250 Mill. Euro abgeführt
An sogenannten Zufallsgewinnen musste RWE im vorigen Jahr 250 Mill. Euro abgeben. Da mit der Gewinnabschöpfung in den für RWE wichtigen Märkten Deutschland und Niederlande erst im Dezember begonnen wurde, sei 2023 voraussichtlich ein höherer Betrag abzuführen, sagte Müller. Eine Prognose wagte der Finanzchef allerdings nicht, da die Höhe vom Marktpreis für Strom abhängig ist. Hierzulande sei der Preis aktuell so niedrig, dass kaum noch etwas abgeschöpft werde, ergänzte Krebber.

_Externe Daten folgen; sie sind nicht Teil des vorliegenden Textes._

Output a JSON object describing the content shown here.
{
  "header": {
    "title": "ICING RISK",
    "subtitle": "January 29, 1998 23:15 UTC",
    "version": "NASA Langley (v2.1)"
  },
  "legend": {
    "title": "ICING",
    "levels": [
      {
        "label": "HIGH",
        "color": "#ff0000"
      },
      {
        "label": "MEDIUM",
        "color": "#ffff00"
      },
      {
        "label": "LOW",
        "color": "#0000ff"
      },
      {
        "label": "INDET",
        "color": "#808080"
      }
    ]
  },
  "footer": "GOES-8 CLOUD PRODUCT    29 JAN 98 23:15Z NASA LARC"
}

Sorge treibt den RWE-Chef mit Blick auf die verstaatlichte Uniper um. Der Staat dürfe sich nicht langfristig als energiewirtschaftlicher Akteur betätigen. „Ich erwarte daher, dass sich der Staat dort, wo er krisenbedingt eingreifen musste, wieder zurückzieht und das Geschäft, so schnell es geht, zurück in private Hände gibt“, so Krebber. RWE habe allerdings kein Kaufinteresse.